The question now is how much the funding will help in a city accustomed to receiving $15 million each year from the state alone for affordable housing.

California’s 2012 decision to abolish redevelopment agencies cost local governments like Santa Monica the biggest revenue source they had for building affordable units.

Since then, cities have scrambled to find replacement funding.

Santa Monica has been especially hard hit because the City’s own law requires that 30 percent of new housing be affordable, and that half of that be reserved for the lowest income earners.

But even before redevelopment funds dried up, Santa Monica’s record on affordable housing was uneven.

A recent year-end report found the city had failed, for the second consecutive year, to meet its legal obligations under 1990 Proposition R, with affordable housing only accounting for 19 percent of all multi-family units built ("Santa Monica Again Fails to Meet Affordable Housing Mandate," October 27, 2016).

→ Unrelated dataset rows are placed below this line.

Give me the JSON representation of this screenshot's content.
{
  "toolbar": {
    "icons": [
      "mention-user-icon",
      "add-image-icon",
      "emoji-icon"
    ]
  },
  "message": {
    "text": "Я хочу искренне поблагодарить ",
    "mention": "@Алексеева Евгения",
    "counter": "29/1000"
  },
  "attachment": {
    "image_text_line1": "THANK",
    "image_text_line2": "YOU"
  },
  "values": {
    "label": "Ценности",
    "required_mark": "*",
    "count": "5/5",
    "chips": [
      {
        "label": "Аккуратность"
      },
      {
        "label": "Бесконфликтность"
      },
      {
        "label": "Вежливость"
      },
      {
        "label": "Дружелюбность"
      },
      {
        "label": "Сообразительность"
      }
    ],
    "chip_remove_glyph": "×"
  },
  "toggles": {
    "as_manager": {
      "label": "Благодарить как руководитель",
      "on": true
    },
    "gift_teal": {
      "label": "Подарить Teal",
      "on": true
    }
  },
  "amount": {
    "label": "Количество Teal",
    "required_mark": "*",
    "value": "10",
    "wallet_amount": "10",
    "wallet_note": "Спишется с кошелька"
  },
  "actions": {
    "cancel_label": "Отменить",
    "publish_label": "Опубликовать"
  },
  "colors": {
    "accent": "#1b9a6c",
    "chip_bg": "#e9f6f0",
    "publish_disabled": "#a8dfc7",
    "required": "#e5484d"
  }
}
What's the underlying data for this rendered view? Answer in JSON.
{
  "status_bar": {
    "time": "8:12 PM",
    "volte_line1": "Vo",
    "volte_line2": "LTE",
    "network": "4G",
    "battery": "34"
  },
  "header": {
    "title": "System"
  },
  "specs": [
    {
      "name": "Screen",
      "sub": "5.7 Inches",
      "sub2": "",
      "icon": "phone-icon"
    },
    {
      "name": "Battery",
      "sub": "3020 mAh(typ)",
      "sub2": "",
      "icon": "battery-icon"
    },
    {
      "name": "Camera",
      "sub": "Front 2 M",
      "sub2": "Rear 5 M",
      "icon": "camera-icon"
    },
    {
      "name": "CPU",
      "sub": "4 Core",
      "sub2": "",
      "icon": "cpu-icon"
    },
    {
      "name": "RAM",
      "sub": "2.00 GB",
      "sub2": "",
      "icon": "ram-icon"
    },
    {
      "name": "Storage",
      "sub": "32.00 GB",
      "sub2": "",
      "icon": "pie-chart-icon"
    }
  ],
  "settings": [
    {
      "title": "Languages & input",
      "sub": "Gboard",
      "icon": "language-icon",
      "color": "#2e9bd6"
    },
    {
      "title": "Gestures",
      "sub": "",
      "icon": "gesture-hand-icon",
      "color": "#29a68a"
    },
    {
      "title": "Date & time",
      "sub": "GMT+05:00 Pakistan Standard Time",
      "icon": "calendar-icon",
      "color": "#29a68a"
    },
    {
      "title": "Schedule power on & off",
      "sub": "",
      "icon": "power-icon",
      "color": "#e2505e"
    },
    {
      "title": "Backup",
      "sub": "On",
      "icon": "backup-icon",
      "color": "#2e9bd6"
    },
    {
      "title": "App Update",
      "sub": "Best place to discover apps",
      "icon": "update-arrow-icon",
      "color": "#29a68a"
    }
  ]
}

A total of 1,070 affordable units in 133 properties throughout Santa Monica have been built since the proposition’s passage.

But in the last 22 years, almost two-thirds of the affordable units built relied on City housing “trust fund” loans to nonprofit organizations for subsidies, a City housing report noted. The City met the law only 12 times -– eight of them because of the City’s housing funds.

No punishment is attached for violating the law.

Market-rate rents in Santa Monica are sky high – and soaring.

Under the City’s affordable housing program this fiscal year, a household of one could earn a maximum of $48,650 annually to qualify as low income, rising to a maximum of $54,450 to qualify as moderate income earners.

For those earners, studio apartments would rent for $680 a month for the poorest to $1,247 for moderate income earners.

Opponents of both measures feared the affordable housing would usher in too much development, the issue that sparked the fierce fight over slow-growth Measure LV, which sought to give city voters –- not the City Council or Planning Commission -– final approval of proposed developments higher than 32 feet, or two stories.

It lost by about 12 percentage points on Tuesday.

One of Measure LV’s targets were the multitudes of “mixed-use” apartment buildings proposed or soon to be constructed in Santa Monica’s downtown or on major boulevards near public transit.

The apartments -- which are typically between four and eight stories -- replace mostly one- and two-story buildings.

One trade-off is the complexes are required by the City’s law to include affordable units onsite or offsite, although developers can pay an in-lieu fee instead that goes to affordable housing elsewhere.

Determining how best to spend the new bounty is the Santa Monica’s goal, said Himmelrich, who spent more than $50,000 in support the campaign.

“It is now up to those of us in government to assure that the GSH monies are spent fairly, efficiently and effectively,” she said.

For the City, the funding will also “help extremely low income seniors remain in their rent controlled homes, to provide additional affordable housing for displaced residents and low income families,” she said.